The task for us who live in apocalyptic and fearful times is to pay attention.  To be watchful.  To keep doing the things that the master has asked us to do.  To keep ourselves from becoming numb and to continue feeling the ache of Isaiah.  To not accept the state of things as ‘normal.’  The key phrase that gets used for this here in Matthew is to “keep awake.”  Don’t fall asleep to the Human One’s presence in the world.  Don’t let the violence and suffering around you lull you into some kind of trance.  Keep living like a human being so that you can stay sane in an insane world.  If you fall asleep, you get swept away in it all.

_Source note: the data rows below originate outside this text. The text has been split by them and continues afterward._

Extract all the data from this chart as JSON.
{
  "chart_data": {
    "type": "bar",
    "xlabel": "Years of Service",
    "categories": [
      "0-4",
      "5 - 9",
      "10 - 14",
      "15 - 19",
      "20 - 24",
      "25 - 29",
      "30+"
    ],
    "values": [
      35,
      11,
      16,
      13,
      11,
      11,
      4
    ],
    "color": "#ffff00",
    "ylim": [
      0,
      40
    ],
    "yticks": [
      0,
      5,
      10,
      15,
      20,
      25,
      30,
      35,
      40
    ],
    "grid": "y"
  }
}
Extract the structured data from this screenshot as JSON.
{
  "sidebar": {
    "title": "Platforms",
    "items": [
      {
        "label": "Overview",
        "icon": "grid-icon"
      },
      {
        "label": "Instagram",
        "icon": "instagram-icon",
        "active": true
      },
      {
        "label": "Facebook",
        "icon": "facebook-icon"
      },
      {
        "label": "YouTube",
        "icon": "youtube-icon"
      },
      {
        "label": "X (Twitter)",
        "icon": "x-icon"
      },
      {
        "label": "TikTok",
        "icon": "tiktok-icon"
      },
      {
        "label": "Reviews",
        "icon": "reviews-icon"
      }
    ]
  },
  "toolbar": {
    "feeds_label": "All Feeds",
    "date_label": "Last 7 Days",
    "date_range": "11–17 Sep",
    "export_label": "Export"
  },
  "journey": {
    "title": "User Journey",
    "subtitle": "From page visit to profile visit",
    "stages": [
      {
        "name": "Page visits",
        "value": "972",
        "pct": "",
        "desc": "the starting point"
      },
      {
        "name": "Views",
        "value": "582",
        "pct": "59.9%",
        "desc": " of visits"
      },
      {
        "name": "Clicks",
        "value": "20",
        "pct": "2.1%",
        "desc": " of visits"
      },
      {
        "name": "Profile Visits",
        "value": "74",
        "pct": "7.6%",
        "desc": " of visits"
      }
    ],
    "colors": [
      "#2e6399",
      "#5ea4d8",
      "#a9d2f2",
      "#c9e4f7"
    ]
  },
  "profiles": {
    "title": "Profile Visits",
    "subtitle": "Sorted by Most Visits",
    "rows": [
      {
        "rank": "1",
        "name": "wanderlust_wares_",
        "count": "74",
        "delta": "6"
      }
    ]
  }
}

Jesus uses the days of Noah as an example of how to stay awake.  Noah and his crew were paying attention, and nobody else was.  Everybody else got swept away and only Noah and his family were left behind.  Contrary to popular belief, and an entire best selling book series, it’s actually good to be left behind.  You don’t want to get swept away by the floods of popular opinion and general hopelessness, as in the days of Noah.  You want to stay grounded in God’s ache for justice that Isaiah spoke so clearly.   The ones who are sleeping and have nothing of substance to hold them down are the ones who “get took” and the ones who keep awake are the ones who are left to keep going about what life requires.

So two people could be working side by side out in the field, or in side by side cubicles in the office, or two people will be teaching in the same school, or two parents will be caring for their families in a time of turmoil — one is getting swept away by despair or fear and the other stays grounded in something solid.  And then maybe the next day it’s the other one who feels like they’re getting swept away, and the other has found some footing.

What time is it?  Time to stop sleep walking through life and allow ourselves to get prodded awake by the Human One who even now is coming into our world.

In our off kilter calendar, it is the season of watchfulness.  Christ comes to us at an unknown hour.  It’s time to synchronize our watches and live with anticipation.  This Advent, and this year we will be visited by the Christ.  Christ will ask us to be in solidarity with those for whom the coming of justice and compassion is a matter of life and death.  Even more personally, the Christ that you carry within you, will seek to be born.  You and me, like Mary, carry the Divine seed that has a life of its own.

“When will these things happen?” ask the disciples.  “No one knows,” Jesus replies.  “They’re always happening,” would be another good reply.

Christ is coming, present tense.  It’s up to us to be awake and accept the prophetic ache as our own.  The new year is here, and it’s time to wake up.